Une décennie après leurs duos d’amoureux très buzz, ils ont récemment décidé de surfer sur la vague des néo-influenceurs. Leur idée : faire appel à des musiciens, comme le chanteur Zayn Malik (25 ans) ex-membre du groupeOne Direction et accessoirement boyfriend de Gigi Hadid, avec qui il forme l’un des couples les plus influents de leur génération, ou encore des top models aux millions de followers sur Instagram.
En soi, le concept n’a rien de vraiment innovant. Sauf qu’ici, cette idée d’égérie repose sur un concept communicationnel beaucoup plus global : celui de véhiculer une image, mais surtout une voix !

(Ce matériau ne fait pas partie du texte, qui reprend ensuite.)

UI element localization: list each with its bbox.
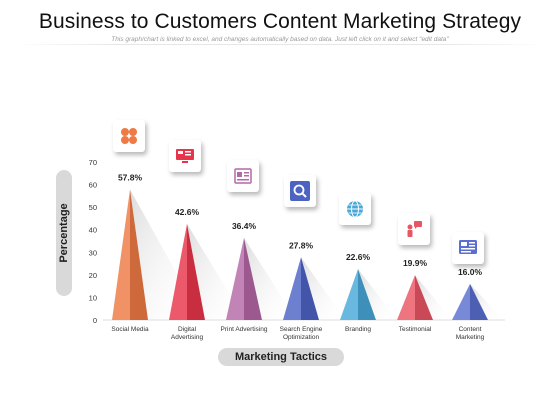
cone-shadow	[358, 268, 398, 320]
y-tick-label: 10	[89, 293, 97, 302]
data-label: 42.6%	[175, 207, 200, 217]
digital-advertising-icon	[176, 149, 194, 163]
category-label: Print Advertising	[221, 326, 268, 333]
icon-card	[284, 175, 316, 207]
y-tick-label: 0	[93, 316, 97, 325]
data-label: 36.4%	[232, 221, 257, 231]
icon-card	[227, 160, 259, 192]
print-advertising-icon	[234, 168, 252, 184]
y-axis-label-pill	[56, 170, 72, 296]
data-labels: 57.8% 42.6% 36.4% 27.8% 22.6% 19.9% 16.0%	[118, 173, 483, 277]
cone-bar-left-face	[452, 283, 470, 320]
category-label: Testimonial	[399, 326, 432, 333]
y-tick-label: 30	[89, 248, 97, 257]
cone-bar-right-face	[244, 237, 262, 320]
cone-bar-left-face	[169, 223, 187, 320]
x-axis-label-pill	[218, 348, 344, 366]
cone-bars	[112, 189, 488, 320]
cone-bar-left-face	[226, 237, 244, 320]
content-marketing-icon	[459, 240, 477, 254]
testimonial-icon	[407, 221, 422, 237]
cone-bar-left-face	[397, 275, 415, 320]
y-tick-label: 70	[89, 158, 97, 167]
y-tick-label: 20	[89, 271, 97, 280]
cone-bar-right-face	[358, 268, 376, 320]
y-tick-label: 40	[89, 226, 97, 235]
chart-subtitle: This graph/chart is linked to excel, and…	[111, 36, 449, 43]
data-label: 27.8%	[289, 240, 314, 250]
cone-shadow	[244, 237, 297, 320]
seo-icon	[290, 181, 310, 201]
icon-card	[398, 213, 430, 245]
category-labels: Social Media Digital Advertising Print Adve…	[111, 326, 484, 341]
social-media-icon	[121, 128, 137, 144]
cone-bar-left-face	[283, 257, 301, 320]
cone-shadow	[187, 223, 246, 320]
title-divider	[14, 44, 546, 45]
cone-bar-left-face	[340, 268, 358, 320]
y-tick-label: 60	[89, 181, 97, 190]
icon-card	[339, 193, 371, 225]
cone-shadow	[301, 257, 346, 320]
data-label: 16.0%	[458, 267, 483, 277]
category-label: Content Marketing	[456, 326, 485, 341]
category-label: Social Media	[111, 326, 149, 333]
cone-bar-right-face	[415, 275, 433, 320]
cone-bar-right-face	[470, 283, 488, 320]
cone-shadow	[415, 275, 452, 320]
icon-card	[113, 120, 145, 152]
cone-bar-right-face	[301, 257, 319, 320]
cone-shadow	[470, 283, 504, 320]
x-axis-label: Marketing Tactics	[234, 351, 328, 363]
icon-card	[452, 232, 484, 264]
data-label: 19.9%	[403, 258, 428, 268]
data-label: 57.8%	[118, 173, 143, 183]
y-tick-label: 50	[89, 203, 97, 212]
cone-bar-right-face	[187, 223, 205, 320]
icon-card	[169, 140, 201, 172]
category-label: Digital Advertising	[171, 326, 204, 341]
cone-bar-left-face	[112, 189, 130, 320]
branding-globe-icon	[347, 200, 363, 218]
category-label: Search Engine Optimization	[280, 326, 323, 341]
chart-title: Business to Customers Content Marketing …	[38, 10, 522, 33]
category-label: Branding	[345, 326, 371, 333]
cone-bar-right-face	[130, 189, 148, 320]
data-label: 22.6%	[346, 252, 371, 262]
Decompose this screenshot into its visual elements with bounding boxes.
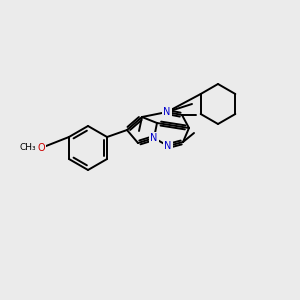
Text: N: N [163, 107, 171, 117]
Text: N: N [164, 141, 172, 151]
Text: N: N [150, 133, 158, 143]
Text: CH₃: CH₃ [20, 143, 36, 152]
Text: O: O [37, 143, 45, 153]
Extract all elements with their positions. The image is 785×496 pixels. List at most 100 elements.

"Je ne pense pas qu’en 2018, on puisse encore se passer d’un regard extérieur sur nos collections, d’autant que le monde est saturé d’images. Les gens passent leur vie, rivés sur l’écran de leur portable. La concurrence est partout", exprime Alexandre. Il ajoute qu’il n’a ni télévision, ni aucune application Google sur son iPhone. La stratégie des frères Elicha consisterait donc désormais à faire le buzz sur Instagram au travers d’égéries qui, par leur profil artistique ou leur engagement social, donnent une voix à la marque.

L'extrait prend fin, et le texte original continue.